Twenty-six inches of snow fell here in my neighborhood and apparently more in others. I cannot recall a storm quite like this since 1996 or 93. I recall 96 had me standing on my roof, shoveling snow off so as to avoid a cave-in, and then later overloading a sump pump and declaring my basement a disaster area because of the rapid snow melt due to rising temperatures, a quick thaw, and added rain. But they say 93 snow totals were higher.
Ah, memories. We avoided power outages this time. But it did take several days to clean up and get public transportation and parking lots clear again. I can’t remember losing three days of work to a snow storm in my life. Imagine, though how it was back at the beginning of the 20th century, before the days of snow plows and electricity.
My friend Brian Fanelli shared a poem on Facebook that I had forgotten all about. It was one of Robert Frost’s personification-of-nature pieces that got me thinking that Frost might have had some influence on the poetry of young William Stafford. I’ll include below, the poem “Storm Fear” as read and introduced by Robert Frost’s daughter Leslie. But first, some visuals of what we’ve experienced the last few days, just to set the mood. You can check out a couple of Instagram videos here and here.

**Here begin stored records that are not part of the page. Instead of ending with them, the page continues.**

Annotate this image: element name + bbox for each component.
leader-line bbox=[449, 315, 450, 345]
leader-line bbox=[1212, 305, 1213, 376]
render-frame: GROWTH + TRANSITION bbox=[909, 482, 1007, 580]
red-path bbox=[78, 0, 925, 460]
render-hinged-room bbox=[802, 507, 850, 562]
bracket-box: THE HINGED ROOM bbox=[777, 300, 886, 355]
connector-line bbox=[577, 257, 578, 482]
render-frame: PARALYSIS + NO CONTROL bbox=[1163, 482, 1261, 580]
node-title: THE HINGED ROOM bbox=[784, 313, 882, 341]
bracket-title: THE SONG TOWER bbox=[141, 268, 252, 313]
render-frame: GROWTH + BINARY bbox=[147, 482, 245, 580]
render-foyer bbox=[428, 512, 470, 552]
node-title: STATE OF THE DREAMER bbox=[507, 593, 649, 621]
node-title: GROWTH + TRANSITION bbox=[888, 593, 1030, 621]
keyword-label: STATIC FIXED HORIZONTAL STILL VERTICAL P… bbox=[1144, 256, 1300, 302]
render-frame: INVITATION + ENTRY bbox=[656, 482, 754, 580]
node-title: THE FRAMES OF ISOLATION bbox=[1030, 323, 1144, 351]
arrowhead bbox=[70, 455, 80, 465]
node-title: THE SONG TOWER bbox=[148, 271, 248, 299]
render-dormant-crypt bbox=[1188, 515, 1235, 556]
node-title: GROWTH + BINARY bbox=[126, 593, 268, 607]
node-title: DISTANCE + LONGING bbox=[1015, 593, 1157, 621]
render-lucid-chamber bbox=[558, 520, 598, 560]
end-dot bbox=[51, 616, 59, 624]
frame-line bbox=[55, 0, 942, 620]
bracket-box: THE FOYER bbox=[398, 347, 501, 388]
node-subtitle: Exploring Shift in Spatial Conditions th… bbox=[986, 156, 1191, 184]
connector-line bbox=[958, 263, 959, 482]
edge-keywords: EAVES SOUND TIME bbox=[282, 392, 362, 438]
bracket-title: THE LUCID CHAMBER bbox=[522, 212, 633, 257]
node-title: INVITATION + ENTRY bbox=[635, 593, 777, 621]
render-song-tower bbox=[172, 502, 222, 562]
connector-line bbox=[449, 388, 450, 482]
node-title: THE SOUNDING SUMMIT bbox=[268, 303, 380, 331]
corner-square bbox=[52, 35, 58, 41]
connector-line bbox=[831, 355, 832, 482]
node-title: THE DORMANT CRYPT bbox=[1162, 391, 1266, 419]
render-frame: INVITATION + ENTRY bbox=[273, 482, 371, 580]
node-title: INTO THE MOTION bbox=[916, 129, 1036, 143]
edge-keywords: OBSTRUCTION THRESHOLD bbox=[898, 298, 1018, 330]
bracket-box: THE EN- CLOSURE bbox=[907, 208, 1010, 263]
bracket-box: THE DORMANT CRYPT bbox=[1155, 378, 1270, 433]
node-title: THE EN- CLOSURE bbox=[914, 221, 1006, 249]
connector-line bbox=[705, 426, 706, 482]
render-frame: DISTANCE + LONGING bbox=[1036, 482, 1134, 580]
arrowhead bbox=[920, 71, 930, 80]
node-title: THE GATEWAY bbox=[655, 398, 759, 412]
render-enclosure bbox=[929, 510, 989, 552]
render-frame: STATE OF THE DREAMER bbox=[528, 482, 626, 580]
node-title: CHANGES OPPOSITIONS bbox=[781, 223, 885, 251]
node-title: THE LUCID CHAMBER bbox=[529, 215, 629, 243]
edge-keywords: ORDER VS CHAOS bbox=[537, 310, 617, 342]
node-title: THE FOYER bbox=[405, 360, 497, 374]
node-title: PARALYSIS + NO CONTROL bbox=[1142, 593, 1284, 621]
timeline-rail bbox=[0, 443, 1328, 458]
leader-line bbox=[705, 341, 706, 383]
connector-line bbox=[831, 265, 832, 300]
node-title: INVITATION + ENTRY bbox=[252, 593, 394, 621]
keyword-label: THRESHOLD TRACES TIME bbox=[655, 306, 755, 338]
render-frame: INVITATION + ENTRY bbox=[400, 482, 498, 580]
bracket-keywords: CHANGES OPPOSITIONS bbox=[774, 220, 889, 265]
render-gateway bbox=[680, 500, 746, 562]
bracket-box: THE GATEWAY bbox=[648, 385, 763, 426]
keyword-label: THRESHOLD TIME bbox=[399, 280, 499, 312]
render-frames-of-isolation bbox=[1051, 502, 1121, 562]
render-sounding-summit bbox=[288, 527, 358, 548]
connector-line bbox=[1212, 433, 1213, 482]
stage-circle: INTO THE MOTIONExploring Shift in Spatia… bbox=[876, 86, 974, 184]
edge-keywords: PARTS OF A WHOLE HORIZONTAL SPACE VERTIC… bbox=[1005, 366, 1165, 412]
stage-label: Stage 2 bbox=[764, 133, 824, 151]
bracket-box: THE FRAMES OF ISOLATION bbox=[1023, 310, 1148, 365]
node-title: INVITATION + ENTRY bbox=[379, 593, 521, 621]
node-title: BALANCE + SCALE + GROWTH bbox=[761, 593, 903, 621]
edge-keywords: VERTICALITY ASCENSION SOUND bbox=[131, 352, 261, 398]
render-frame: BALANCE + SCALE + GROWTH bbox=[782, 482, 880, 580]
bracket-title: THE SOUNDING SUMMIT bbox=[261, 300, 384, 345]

We started on Friday, March the 10th with just a small storm that was a prelude for what was to come late Monday night and keep us under its thumb for most of the week. Don’t get me wrong, despite the worry of giving myself a heart attack from shoveling out a plowed-in car, part of me enjoyed the trip back to childhood. We had food in the house and despite the kind of primal fears such impending storms evoke, as illustrated in Frost’s poem, in reality, we knew that we had neighbors close by and would not be cut off from civilization for long.